Furthermore, use of higher doses of nicotine patch therapy (i.e., more than one patch at a time) may be appropriate for some more addicted smokers. This is especially important for heavy (2 packs/day) smokers, since they will be significantly underdosed using single-dose patch therapy. High dose therapy can also be used in smokers who previously failed single-dose therapy because their nicotine withdrawal symptoms were not adequately relieved. High-dose therapy has been shown to be safe and tolerable in smokers smoking 20 or more cigarettes per day. No trials to date have reported using more than two pharmacologic agents at a single time. However, in clinical practice, as many as four pharmacotherapies (three NRTs + bupropion) have been used simultaneously in patients with severe nicotine dependence in an inpatient treatment program.
- Newer Treatments Undergoing Testing. A new NRT product, a sublingual tablet (which delivers 2 mg of nicotine), has been tested in a double-blind placebo control trial. There was a doubling of the stop rate and excellent relief of withdrawal symptoms and craving. The nicotine sublingual tablet was well accepted by the smokers. Though the method of delivery (transbuccal) is similar to nicotine gum, the sublingual tablet avoids the problem of proper use associated with the gum.

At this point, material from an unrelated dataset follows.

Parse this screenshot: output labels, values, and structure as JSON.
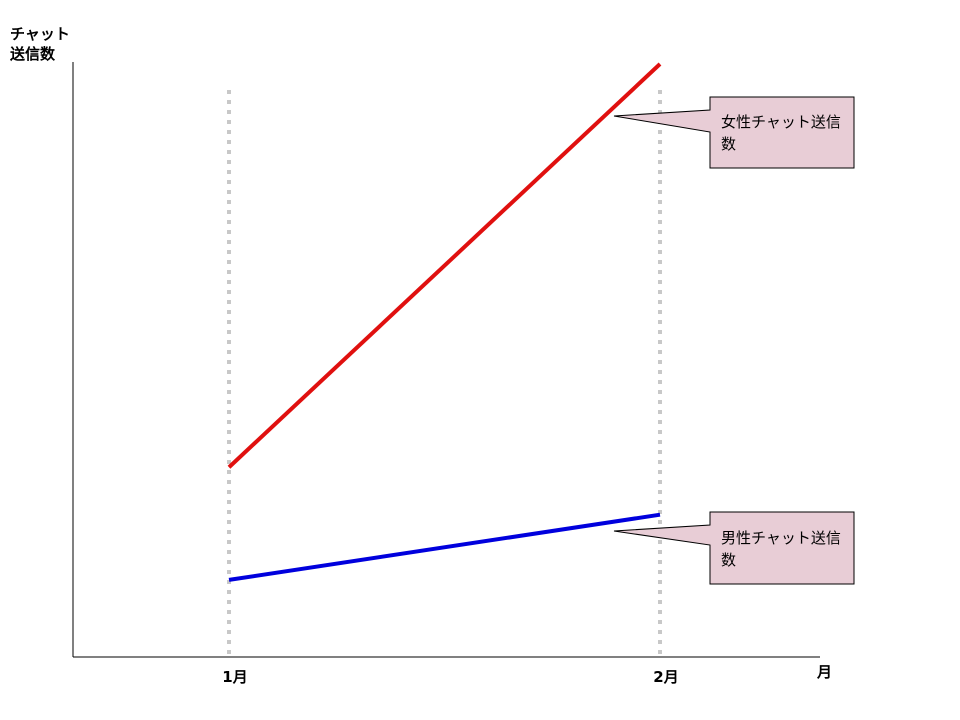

The antihypertensive mecamylamine has been found to have efficacy in smoking cessation in a small trial of smokers that concomitantly received a 21 mg nicotine patch. At the dose of 5 to 10 mg/day, side effects were minimal, the most frequent being mild constipation. This study was restricted to smokers ages 20 to 40; thus, it is unclear whether the side effect profile will be as acceptable in older smokers where the side effect of constipation could be a problem.
- Promising Medications. Because of the known relationship between smoking and depression, other antidepressant drugs have been tested. The tricyclic antidepressant nortriptyline appears to have promise for smoking cessation. When used in combination with cognitive behavioral psychological counseling, 10 mg/day of nortriptyline was found to be effective for smoking cessation. The only other antidepressant that has been shown to have some promise is doxepin, but this study was limited by its small sample size.
- Harm Reduction. Long-term nicotine replacement therapy appears to be safe and less harmful than continued smoking. However, there is no evidence that, when an adult reduces smoking, the harm is actually reduced, nor is there evidence that adults can sustain smoking reduction indefinitely, even with concomitant use of NRT. Furthermore, there is concern that harm reduction strategies may decrease the number of smokers who try to stop smoking.
What We Need To Know More About
- What is the optimal dose and duration of treatment for NRT?
- What is the optimal duration of treatment using bupropion?
- What are the best combination treatments, and which smokers are best suited for combination treatment?
- Assuming bupropion works through its dopaminergic/noradrenergic properties, what other drugs with a similar pharmacology should be tested for nicotine dependence treatment?